Ninguno de estos dos sonetos se encuentra entre los nueve que ha transformado en canciones Rufus Wainwright en su último disco, que se publicará el próximo viernes. Es solo una entrega más de ese aluvión incesante, tempestuoso, de músicas inspiradas por “el músico Shakespeare”, como lo llama Vicente Molina Foix en uno de los ensayos de su recientísimo Enemigos de lo real, porque su escritura es siempre musical, no solo cuando rima y versifica. Esto explica también la irresistible atracción que ha despertado en los compositores la obra del inglés, que va mucho más allá de los ejemplos muy conocidos de Mendelssohn, Berlioz, Verdi, Chaikovski, Prokófiev o Britten: también están las canciones de Brahms, Richard Strauss, Stravinski, Shostakóvich, Korngold, Tippett o Saariaho, Ricardo III de Smetana, Shylock de Fauré, las músicas para La tempestad que imaginó Sibelius, Such Sweet Thunder (la magna creación shakespeariana de Duke Ellington); King Lear, de Aribert Reimann (más que una compensación por la ópera que Verdi nunca llegó a componer); The Tempest, de Thomas Adès (a partir de la misma obra que sedujo a Mozart poco antes de morir), las bandas sonoras de William Walton para las películas protagonizadas por Laurence Olivier; Sometime Voices, de George Benjamin; Let Me Tell You, de Hans Abrahamsen, a partir de un texto de Paul Griffiths que se ciñe únicamente a las 481 palabras que pronuncia Ofelia en Hamlet, y un etcétera no largo, sino casi infinito.

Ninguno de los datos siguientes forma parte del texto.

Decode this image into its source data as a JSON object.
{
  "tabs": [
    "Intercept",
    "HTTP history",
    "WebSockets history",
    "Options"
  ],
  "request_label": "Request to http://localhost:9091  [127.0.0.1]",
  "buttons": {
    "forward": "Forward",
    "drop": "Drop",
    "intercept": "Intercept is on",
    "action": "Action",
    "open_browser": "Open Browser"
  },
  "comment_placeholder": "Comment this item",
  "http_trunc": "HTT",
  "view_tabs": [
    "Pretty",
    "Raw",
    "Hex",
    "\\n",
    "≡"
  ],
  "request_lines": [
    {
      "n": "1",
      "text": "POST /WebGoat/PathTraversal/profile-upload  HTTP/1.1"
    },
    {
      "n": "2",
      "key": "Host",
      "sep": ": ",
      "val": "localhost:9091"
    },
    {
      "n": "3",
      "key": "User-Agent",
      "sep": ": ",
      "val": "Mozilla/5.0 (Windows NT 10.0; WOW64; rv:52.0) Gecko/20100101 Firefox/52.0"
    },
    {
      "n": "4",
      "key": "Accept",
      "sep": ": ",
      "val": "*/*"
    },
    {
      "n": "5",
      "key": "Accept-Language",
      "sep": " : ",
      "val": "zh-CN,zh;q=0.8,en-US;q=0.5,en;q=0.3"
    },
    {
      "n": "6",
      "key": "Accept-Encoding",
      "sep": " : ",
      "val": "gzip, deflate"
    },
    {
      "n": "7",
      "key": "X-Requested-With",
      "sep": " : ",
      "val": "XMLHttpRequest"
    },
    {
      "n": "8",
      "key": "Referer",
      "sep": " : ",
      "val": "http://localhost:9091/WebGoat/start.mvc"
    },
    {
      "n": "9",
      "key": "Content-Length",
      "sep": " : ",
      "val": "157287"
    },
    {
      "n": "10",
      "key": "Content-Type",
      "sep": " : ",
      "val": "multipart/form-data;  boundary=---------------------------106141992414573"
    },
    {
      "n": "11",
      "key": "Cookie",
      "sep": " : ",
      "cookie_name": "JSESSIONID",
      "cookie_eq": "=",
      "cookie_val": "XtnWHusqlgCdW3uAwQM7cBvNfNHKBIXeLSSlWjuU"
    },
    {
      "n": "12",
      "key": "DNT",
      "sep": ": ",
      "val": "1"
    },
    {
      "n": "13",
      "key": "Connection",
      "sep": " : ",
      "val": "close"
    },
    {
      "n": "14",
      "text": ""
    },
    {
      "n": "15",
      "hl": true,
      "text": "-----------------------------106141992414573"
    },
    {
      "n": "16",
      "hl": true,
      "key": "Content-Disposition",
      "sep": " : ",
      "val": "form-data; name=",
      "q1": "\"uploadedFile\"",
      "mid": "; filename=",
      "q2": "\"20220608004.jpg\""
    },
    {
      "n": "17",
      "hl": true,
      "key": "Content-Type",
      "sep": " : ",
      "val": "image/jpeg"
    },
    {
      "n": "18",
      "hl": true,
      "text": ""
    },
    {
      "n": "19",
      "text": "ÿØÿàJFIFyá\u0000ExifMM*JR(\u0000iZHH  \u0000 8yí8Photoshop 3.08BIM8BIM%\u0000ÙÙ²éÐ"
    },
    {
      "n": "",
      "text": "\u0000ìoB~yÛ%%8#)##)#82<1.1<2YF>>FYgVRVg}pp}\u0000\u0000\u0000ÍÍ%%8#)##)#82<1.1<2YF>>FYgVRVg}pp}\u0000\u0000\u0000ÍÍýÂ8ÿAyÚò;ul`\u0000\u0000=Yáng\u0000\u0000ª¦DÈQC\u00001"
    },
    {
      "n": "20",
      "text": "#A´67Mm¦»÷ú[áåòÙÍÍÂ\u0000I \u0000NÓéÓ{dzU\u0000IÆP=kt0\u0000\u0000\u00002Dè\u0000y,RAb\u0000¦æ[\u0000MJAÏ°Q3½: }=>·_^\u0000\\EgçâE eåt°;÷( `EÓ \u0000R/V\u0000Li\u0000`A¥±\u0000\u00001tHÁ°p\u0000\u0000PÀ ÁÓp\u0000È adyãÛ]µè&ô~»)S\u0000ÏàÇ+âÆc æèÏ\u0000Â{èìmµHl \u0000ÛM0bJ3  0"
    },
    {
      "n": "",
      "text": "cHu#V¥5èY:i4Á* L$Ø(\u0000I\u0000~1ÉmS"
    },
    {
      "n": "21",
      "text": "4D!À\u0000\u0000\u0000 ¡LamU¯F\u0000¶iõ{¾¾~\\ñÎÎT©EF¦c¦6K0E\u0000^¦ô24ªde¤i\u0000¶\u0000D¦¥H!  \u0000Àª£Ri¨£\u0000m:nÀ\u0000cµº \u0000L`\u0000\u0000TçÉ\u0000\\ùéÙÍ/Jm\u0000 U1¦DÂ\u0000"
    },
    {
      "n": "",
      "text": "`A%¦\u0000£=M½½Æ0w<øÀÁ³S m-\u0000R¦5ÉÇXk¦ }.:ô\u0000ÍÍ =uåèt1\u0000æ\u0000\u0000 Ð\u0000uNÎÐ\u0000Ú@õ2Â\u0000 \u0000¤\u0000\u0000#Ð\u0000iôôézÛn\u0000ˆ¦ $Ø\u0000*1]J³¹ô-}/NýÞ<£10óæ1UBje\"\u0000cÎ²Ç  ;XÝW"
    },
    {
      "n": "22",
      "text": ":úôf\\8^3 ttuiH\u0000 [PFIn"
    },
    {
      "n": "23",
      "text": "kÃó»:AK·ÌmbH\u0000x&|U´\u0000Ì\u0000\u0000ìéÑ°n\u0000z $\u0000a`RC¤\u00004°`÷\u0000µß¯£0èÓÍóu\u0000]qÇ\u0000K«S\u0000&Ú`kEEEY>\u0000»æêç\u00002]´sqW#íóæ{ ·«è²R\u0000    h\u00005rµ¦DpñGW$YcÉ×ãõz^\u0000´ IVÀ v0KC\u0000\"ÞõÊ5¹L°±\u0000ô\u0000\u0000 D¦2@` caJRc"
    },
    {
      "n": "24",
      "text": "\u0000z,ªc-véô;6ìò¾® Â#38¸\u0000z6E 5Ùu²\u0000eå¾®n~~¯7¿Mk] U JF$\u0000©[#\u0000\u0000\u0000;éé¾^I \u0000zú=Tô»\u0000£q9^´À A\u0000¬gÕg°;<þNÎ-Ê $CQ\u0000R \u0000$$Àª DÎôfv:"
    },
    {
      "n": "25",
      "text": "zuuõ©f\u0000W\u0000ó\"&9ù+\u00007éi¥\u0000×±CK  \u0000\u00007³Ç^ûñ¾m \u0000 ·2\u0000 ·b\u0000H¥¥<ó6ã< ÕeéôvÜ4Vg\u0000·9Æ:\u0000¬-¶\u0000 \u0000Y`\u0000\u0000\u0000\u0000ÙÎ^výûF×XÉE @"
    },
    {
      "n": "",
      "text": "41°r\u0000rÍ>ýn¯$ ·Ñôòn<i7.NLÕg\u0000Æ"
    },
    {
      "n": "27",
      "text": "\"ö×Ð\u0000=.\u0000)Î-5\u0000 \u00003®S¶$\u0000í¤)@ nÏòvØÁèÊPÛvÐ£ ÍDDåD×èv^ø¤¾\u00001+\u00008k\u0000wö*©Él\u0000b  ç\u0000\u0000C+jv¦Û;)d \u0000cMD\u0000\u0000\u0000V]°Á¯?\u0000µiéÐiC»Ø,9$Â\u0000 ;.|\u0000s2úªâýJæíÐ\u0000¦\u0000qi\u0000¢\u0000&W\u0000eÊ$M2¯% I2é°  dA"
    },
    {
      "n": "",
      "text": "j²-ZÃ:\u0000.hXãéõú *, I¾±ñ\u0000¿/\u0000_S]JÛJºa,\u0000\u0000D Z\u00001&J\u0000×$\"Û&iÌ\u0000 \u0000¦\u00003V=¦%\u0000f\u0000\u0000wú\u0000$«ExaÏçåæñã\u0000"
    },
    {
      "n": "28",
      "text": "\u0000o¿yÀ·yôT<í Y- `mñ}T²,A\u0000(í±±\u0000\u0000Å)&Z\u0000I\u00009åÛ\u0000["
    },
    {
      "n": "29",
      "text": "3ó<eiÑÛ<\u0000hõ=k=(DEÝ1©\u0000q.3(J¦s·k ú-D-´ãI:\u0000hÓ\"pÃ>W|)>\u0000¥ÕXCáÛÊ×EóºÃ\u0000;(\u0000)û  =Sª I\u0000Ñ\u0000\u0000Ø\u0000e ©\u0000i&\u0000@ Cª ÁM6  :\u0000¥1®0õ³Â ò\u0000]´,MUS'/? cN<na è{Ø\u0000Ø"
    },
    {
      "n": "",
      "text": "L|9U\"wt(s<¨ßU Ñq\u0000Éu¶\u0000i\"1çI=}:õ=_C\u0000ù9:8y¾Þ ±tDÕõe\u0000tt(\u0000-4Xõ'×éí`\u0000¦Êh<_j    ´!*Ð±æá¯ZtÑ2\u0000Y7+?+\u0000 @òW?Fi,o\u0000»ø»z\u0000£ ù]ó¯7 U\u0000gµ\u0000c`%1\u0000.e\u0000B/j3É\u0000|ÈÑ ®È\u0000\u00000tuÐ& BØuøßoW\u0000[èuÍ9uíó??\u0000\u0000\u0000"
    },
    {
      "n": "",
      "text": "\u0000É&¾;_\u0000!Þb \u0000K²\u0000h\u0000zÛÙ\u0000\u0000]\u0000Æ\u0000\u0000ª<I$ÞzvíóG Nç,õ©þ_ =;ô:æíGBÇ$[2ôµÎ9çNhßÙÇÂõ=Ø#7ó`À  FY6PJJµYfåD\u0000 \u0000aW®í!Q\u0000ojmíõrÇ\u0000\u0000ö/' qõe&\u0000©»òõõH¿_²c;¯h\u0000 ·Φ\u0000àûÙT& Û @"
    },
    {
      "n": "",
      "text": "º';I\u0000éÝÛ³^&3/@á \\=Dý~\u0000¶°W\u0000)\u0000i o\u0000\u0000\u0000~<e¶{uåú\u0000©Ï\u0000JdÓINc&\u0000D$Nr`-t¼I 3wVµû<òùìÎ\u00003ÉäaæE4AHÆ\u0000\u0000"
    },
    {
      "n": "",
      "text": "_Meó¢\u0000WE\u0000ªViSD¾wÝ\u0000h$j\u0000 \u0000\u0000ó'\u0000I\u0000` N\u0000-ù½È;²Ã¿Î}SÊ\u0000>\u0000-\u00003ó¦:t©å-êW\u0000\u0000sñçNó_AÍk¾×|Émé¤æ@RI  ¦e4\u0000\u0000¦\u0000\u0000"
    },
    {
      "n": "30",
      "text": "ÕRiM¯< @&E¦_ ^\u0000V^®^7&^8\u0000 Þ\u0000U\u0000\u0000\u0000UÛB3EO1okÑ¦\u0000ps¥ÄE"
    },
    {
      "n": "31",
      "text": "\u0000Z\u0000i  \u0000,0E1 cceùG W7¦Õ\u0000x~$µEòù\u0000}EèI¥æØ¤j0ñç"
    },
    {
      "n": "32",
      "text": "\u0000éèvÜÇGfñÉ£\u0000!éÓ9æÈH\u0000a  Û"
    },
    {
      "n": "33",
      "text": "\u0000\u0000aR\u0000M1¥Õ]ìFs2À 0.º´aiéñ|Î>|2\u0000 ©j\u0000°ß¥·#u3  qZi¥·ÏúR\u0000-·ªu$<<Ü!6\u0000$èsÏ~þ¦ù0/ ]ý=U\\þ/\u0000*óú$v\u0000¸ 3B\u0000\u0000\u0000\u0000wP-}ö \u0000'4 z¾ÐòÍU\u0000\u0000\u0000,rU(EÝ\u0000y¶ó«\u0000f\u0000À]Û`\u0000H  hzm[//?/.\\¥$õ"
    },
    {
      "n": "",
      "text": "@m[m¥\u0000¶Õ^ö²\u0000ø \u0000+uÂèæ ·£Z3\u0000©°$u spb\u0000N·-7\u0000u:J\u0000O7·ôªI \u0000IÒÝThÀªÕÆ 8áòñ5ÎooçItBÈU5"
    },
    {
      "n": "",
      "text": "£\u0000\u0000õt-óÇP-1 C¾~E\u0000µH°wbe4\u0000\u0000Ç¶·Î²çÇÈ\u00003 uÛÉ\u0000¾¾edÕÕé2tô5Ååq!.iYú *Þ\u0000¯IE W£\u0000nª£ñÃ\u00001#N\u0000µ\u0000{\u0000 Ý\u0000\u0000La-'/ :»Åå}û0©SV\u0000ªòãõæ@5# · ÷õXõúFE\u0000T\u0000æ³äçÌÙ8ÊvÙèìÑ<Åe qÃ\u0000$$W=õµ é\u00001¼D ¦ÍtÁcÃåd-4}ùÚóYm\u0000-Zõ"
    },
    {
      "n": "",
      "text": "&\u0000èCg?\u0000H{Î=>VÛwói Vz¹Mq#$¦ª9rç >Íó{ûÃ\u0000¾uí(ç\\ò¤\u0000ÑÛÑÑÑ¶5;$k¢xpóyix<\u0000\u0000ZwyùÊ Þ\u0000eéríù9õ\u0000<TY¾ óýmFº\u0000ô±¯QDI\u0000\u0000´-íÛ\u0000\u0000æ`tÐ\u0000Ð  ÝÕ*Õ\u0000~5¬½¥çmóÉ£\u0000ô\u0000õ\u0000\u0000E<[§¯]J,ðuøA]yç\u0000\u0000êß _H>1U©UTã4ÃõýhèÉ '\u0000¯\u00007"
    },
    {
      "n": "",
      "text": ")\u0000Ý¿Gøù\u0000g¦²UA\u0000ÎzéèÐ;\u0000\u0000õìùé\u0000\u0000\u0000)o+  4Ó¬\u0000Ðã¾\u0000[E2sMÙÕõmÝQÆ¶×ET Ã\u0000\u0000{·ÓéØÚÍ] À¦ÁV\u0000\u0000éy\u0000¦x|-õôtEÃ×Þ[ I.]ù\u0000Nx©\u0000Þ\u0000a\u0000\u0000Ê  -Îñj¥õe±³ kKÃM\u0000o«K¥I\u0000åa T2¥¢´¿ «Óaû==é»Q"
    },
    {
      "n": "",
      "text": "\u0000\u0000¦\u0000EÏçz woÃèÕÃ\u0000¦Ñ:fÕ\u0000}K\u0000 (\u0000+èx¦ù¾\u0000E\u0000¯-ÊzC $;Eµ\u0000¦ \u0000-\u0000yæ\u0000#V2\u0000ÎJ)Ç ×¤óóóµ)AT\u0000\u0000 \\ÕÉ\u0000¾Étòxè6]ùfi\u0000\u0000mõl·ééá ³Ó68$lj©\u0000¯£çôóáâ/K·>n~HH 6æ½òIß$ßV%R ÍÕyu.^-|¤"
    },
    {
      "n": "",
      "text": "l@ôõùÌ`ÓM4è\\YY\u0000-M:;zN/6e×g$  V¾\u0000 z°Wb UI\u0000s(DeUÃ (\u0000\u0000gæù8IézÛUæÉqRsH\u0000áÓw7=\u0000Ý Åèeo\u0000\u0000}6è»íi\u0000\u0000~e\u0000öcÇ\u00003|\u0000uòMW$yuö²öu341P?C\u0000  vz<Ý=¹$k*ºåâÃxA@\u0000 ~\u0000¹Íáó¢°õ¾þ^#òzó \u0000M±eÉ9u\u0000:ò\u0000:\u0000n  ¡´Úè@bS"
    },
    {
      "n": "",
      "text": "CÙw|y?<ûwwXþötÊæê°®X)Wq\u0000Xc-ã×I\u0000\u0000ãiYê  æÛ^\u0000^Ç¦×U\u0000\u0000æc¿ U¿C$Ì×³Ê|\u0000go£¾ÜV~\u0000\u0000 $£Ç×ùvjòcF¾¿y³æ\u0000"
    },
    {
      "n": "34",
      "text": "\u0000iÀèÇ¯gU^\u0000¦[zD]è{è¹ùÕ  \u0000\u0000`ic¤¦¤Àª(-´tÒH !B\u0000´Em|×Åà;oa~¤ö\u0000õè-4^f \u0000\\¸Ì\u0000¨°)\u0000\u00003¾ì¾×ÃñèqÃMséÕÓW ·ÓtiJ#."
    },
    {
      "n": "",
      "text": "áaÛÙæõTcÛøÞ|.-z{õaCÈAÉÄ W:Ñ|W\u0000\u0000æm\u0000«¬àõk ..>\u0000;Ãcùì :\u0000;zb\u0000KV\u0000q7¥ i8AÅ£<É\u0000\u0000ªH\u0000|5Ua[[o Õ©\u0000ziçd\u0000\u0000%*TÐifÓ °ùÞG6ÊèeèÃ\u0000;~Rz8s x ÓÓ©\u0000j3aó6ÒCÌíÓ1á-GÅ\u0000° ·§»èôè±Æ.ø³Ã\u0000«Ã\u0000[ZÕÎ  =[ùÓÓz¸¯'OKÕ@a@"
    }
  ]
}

De hecho, de Robert Johnson a Wolfgang Rihm, de Matthew Locke a Elvis Costello, podría afirmarse que cabe bosquejar una historia de la música occidental de los cuatro últimos siglos en la que hallaran cabida únicamente las obras inspiradas con un mayor o menor grado de inmediatez por los versos feraces y armoniosos de William Shakespeare. Y el resto es silencio.